I redesigned my agents to fail gracefully. If my link-vetter can’t reach a URL, it returns a partial result with a warning instead of crashing the entire pipeline. If my fact-extractor times out on a slow API, it works with cached data. If my synthesizer can’t access the primary LLM, it falls back to a smaller, faster model with adjusted expectations. These patterns follow Vatsal Shah’s 10 best practices for reliable AI agents.
The graceful degradation playbook is simple: design for partial functionality under failure. A degraded agent that delivers 70% value is better than a crashed agent that delivers zero.
Build With Discipline, Not Just Detail
These five mistakes are avoidable. Over-engineering instructions, building god agents, ignoring context limits, skipping real-world testing, and missing error handling all share a root cause: treating custom agents like magic instead of software.
Custom agents aren’t magic. They’re software. They need clear requirements, scoped responsibilities, resource constraints, comprehensive testing, and failure modes. The agents that survive production are the ones built with those principles baked in from day one.
The tooling is maturing fast. GitHub Copilot Extensions give you a platform. The Model Context Protocol (MCP) standardizes how agents access context. Agent Mode 101 shows what’s possible. The Awesome Copilot community repo collects patterns and examples. GitHub’s best practices guide gives you a starting point.

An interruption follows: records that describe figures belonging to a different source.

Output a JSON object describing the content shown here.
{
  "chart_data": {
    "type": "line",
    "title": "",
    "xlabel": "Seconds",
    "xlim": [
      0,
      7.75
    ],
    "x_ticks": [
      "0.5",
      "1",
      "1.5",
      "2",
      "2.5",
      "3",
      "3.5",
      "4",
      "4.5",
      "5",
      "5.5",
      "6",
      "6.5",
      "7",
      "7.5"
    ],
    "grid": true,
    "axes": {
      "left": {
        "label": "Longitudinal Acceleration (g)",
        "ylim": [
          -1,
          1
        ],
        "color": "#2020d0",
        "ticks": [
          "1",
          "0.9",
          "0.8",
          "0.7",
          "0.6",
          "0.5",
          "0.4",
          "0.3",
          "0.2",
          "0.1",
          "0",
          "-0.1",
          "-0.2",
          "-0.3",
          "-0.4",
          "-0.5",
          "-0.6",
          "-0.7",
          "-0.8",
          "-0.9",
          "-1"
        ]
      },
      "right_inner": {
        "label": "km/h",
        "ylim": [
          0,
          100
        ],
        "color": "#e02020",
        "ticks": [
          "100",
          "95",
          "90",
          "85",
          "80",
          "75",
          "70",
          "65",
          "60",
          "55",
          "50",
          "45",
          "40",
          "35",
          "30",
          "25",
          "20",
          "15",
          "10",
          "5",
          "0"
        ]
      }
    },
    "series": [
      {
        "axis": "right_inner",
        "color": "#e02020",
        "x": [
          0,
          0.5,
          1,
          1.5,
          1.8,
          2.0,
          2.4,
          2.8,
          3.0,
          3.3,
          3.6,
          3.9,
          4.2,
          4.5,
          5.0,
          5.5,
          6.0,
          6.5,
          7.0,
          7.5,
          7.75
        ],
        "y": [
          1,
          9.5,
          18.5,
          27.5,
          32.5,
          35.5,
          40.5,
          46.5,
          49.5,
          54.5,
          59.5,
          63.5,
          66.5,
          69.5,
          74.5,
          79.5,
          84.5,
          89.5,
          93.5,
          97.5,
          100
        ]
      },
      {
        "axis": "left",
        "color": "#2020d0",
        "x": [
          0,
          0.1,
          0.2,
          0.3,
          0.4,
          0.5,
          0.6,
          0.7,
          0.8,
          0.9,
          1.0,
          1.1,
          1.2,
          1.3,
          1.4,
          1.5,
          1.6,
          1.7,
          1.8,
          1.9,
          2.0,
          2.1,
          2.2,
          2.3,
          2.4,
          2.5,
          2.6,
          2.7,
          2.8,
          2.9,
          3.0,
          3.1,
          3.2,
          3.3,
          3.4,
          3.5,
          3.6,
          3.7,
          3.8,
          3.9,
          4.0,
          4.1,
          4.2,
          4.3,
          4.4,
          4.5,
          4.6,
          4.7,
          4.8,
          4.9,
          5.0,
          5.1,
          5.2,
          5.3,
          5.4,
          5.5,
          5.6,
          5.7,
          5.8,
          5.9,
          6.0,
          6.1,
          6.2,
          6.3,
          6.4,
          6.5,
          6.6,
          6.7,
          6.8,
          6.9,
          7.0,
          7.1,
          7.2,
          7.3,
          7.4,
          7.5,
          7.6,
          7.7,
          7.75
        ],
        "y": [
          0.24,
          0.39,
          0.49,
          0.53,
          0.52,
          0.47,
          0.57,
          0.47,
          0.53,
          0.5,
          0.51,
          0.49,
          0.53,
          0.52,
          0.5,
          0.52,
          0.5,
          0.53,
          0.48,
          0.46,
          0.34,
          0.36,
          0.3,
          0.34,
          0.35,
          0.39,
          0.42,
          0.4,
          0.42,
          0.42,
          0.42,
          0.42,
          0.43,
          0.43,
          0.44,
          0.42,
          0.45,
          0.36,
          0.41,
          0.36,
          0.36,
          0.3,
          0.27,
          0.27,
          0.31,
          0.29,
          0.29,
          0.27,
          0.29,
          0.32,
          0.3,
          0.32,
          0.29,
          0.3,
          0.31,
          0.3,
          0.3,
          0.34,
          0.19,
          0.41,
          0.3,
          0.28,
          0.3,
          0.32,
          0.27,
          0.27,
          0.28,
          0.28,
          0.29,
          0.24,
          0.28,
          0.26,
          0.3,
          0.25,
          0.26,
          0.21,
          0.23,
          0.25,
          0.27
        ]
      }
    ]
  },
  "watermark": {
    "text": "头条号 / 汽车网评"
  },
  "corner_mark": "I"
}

But none of that tooling will save you from these five mistakes. You have to build with discipline: focused instructions, single-responsibility agents, context-aware design, behavioral testing, and resilient error handling.
The agents I trust in production are the ones that respect constraints, focus on one job, and fail gracefully. They’re the ones I built after learning these lessons the hard way. Build yours the same way — and they’ll work when the LLM API goes down.